Si diceva prima che Egli era stato uno dei fondatori del Pcd’I(m-l). Nel 2006, in una sua memoria [Il Pcd’I(m-l) patrimonio gramsciano], che fu per molti di noi una lezione di scienza politica, ricorda quella sua esperienza di militanza concreta e vitale per la lotta di classe in Italia:
«40 anni sono trascorsi da quando, in una calda serata romana dell’autunno 1966, dall’autobus affollato che mi riportava dal lavoro vidi sui muri di Piazza Vittorio un manifesto rosso con il simbolo di falce e martello in una stella. Scesi alla prima fermata, lessi la costituzione a Livorno del Partito Comunista d’Italia (marxista-leninista) e trovai compagni modesti e preparati, privi di quella boria che segna i gesti e le parole di dirigenti borghesi e opportunisti. Una boria che troppo spesso gonfia i petti senza vita dell’intellettualismo astratto e i calli senza idee dell’operaismo praticone. Per i compagni che vi hanno militato, il Pcd’I(m-l) è stata una scuola e i suoi maestri sono stati intellettuali seri come il compagno Fosco Dinucci e il compagno Livio Risaliti e lavoratori studiosi come il compagno operaio Pietro Scavo e il compagno contadino Angelo Cassinera. Una lunga scuola di comunismo che ha resistito al furioso attacco liquidatorio contro il marxismo-leninismo, sferrato dall’imperialismo e dal revisionismo suo lacchè, governista di destra e trotzkista di “sinistra”. Essa ne ha difeso il principio più rivoluzionario: l’unità dialettica di teoria e pratica, sulla cui divisione sono radicati millenni di dominio delle classi sfruttatrici. Ricordo ancora oggi la meraviglia dell’anziano compagno Gino Parisciani di Roseto degli Abruzi (Te), quando a Pisa non riuscì a dissuadere Fosco dal portargli la valigia alquanto pesante. Il compagno Dinucci era venuto a salutarci nella sua città in occasione della partenza di una comitiva turistica per l’Unione Sovietica. Il compianto Gino ricorderà spesso ai giovani: “il Segretario nazionale del Pcd’I(m-l) mi ha portato la valigia”. Era la primavera del 1985 e il compagno Fosco Dinucci andava per i 65 anni. Questa è la classe operaia: non l’insieme quantitativo o una parte qualsiasi dei lavoratori ma quella che opera pensando e che pensa operando per la collettività. […] Fu questa profonda coscienza unitaria la ragione principale della confluenza del Pcd’I(m-l) nel movimento della Rifondazione comunista, dove i compagni hanno lottato “senza chiedere nulla”, come sottolineava il compagno Fosco Dinucci».

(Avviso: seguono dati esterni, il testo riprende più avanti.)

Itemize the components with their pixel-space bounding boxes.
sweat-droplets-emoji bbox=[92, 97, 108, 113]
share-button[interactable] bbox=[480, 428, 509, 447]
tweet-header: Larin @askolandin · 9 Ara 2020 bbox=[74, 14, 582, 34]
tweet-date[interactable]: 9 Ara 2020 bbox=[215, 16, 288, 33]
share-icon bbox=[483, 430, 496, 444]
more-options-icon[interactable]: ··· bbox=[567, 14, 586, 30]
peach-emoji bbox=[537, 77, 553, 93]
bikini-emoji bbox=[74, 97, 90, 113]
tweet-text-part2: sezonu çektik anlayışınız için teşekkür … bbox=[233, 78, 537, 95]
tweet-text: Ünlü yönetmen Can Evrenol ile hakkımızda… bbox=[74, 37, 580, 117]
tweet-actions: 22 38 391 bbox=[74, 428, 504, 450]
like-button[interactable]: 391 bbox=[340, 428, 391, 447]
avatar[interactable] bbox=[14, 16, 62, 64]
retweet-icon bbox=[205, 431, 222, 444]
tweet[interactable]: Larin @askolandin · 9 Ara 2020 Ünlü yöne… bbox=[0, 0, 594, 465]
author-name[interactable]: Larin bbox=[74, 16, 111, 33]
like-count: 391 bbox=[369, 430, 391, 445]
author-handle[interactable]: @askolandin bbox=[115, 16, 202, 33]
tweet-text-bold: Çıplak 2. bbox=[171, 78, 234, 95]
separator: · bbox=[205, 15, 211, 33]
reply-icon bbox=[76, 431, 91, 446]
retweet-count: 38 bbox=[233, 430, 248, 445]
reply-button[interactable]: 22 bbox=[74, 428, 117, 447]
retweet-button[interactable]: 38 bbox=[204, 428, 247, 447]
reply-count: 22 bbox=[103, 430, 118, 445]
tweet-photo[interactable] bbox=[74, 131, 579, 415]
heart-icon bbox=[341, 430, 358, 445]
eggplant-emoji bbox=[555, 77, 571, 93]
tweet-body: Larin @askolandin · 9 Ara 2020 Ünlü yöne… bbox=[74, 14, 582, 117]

E quando nel Partito della rifondazione comunista si fecero strette le maglie per noi marxisti-leninisti che venivamo dall’esperienza del Pcd’I(m-l), Ennio ebbe il coraggio di dire ai dirigenti di quel partito che noi non lottavamo per assumere cariche dirigenziali o qualsivoglia poltrona onorifica; noi eravamo combattenti della e per la classe operaia (Consigli di fabbrica, Rappresentanze sindacali) e per la difesa dei principi rivoluzionari marxisti-leninisti. Fu così che nacque in lui, assieme a chi scrive e sotto la guida di Fosco Dinucci, il Centro Lenin-Gramsci di Educazione (Firenze, inverno 1991), pietra fondativa di quello che ancora oggi si chiama Centro Gramsci di Educazione.
Mai sarebbe nato questo importantissimo organismo cultural-politico che è oggi il Centro Gramsci di Educazione se non ci fosse stato a crearlo e a dirigerlo per circa 30 anni il compagno Ennio Antonini, il cui pensiero e opera rivoluzionaria resterà nella nostra memoria e di quanti verranno.